4013464The Sleeping Beauty — Chapter 2Charles Seddon EvansCharles Perrault

CHAPTER II

Those were wonderful tidings to be spoken by a frog who came no one knew whence and went no one knew whither. But the Queen believed that the prophecy would prove true, and she was right, for when the Spring time came again and the almond blossom was pink upon the bough, she gave birth to a little daughter who was so beautiful that nobody had ever seen her like.

Now what joy there was in the hearts of everybody in the palace! The King was so excited that he went into council in his dressing-gown instead of his royal robe, and he did not care a bit when his courtiers smiled. There was coming and going in all the halls and corridors. Couriers on swift horses were sent out to bear the glad news to the most distant parts of the kingdom. All the bells in the churches were rung; flags were put out in the houses and streamers were hung across the roadways. Then the cannons were fired, bang, bang, bang, to tell the people that everybody was to have a holiday, so that all, from the highest to the lowest, might rejoice in their Queen’s happiness.

“Never was there such a beautiful child,” said the King, looking down at his little daughter as she lay in her mother’s arms. He wanted very much to nurse her, but this could not be allowed, because men are so clumsy with babies.

“What shall her name be?” said the King. And he suggested all the grandest names he could call to mind, for he thought that such a wonderful child must certainly have a name to suit. But the Queen would have none of them.

“She shall be called Briar-Rose,” said the Queen; and so it was arranged.

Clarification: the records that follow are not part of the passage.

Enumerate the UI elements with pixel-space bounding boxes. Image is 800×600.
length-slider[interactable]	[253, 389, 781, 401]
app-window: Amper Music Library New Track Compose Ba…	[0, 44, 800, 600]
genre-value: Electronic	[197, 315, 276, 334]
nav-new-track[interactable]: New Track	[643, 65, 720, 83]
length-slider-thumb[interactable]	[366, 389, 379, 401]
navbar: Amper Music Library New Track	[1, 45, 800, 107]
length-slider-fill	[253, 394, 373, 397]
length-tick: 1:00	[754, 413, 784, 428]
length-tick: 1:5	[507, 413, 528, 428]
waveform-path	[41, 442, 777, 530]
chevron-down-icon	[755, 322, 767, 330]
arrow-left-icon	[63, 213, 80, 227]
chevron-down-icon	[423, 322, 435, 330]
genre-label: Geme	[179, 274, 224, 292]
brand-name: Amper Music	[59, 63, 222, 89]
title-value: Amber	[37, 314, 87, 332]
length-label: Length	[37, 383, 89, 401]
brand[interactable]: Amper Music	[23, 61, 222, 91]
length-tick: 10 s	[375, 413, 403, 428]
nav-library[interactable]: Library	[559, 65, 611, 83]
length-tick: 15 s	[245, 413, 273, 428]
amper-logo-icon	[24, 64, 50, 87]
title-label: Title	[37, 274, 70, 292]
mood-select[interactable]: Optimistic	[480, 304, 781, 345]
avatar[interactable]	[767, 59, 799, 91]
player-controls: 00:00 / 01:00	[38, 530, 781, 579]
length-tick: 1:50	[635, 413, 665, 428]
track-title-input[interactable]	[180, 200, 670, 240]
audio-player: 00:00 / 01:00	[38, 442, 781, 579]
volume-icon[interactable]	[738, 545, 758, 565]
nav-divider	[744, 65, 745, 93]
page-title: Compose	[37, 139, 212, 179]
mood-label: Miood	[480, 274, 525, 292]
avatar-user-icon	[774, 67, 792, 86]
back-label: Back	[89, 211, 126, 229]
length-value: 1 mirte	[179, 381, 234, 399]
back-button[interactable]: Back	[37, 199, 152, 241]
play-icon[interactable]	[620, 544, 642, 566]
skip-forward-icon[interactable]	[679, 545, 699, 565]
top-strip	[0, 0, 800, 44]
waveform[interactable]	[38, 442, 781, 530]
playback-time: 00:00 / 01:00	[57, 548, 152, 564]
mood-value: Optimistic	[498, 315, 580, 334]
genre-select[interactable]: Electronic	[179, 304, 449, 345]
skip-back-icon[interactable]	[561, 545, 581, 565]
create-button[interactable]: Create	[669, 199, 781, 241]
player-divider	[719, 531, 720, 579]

A few weeks later the christening took place. That was a splendid ceremony to be sure, for all the lords and

ladies of the kingdom were present in their richest dresses, together with princes and ambassadors from distant countries. The little Princess was as good as gold all the time. She did not cry once, but opened her big blue eyes and smiled at the glittering company as though she understood everything that was going on.
Outside the cathedral the
roads were crowded with people waiting to see the guests come and go. The carriages extended for nearly a mile, and as they drove away, headed by the royal coach, in which the Queen sat with the Princess Briar-Rose in her arms, the spectators took off their hats and shouted and cheered. Some of the little boys perched themselves on the branches of trees and the lamp-posts in order to get a better view, and I have been told that there was one poor woman who saw nothing at all, because her boy tried to climb up to an inn sign, where he dangled in such a dangerous position that his poor old mother had to stand with her back to the procession, holding on to his legs in a terrible state of anxiety lest he should fall.

At the palace, a magnificent feast had been prepared.

Now it was the custom in those days, when a King’s child was christened, for all the fairies in the country to be invited to the christening feast. Each fairy was bound to bring a gift, so of course it stood to reason that the royal child would have everything that the heart could possibly desire.

There were thirteen fairies in the King’s realm, but one of them lived in a lonely place on the outskirts of the kingdom. There, for the last fifty years, she had shut herself up in a ruined tower with only a black cat to keep her company, and as she kept herself to herself, everybody had forgotten her very existence. The result was that she was not invited to the christening feast, and though she had nobody but herself to blame for this, she was very angry about it. The truth of the matter is that she was always a
miserable, sour creature, with no love or kindness in. her heart, and nobody missed her because she had never given anybody any reason to care for her.

Well, the guests assembled in the banqueting hall of the palace and the feast began.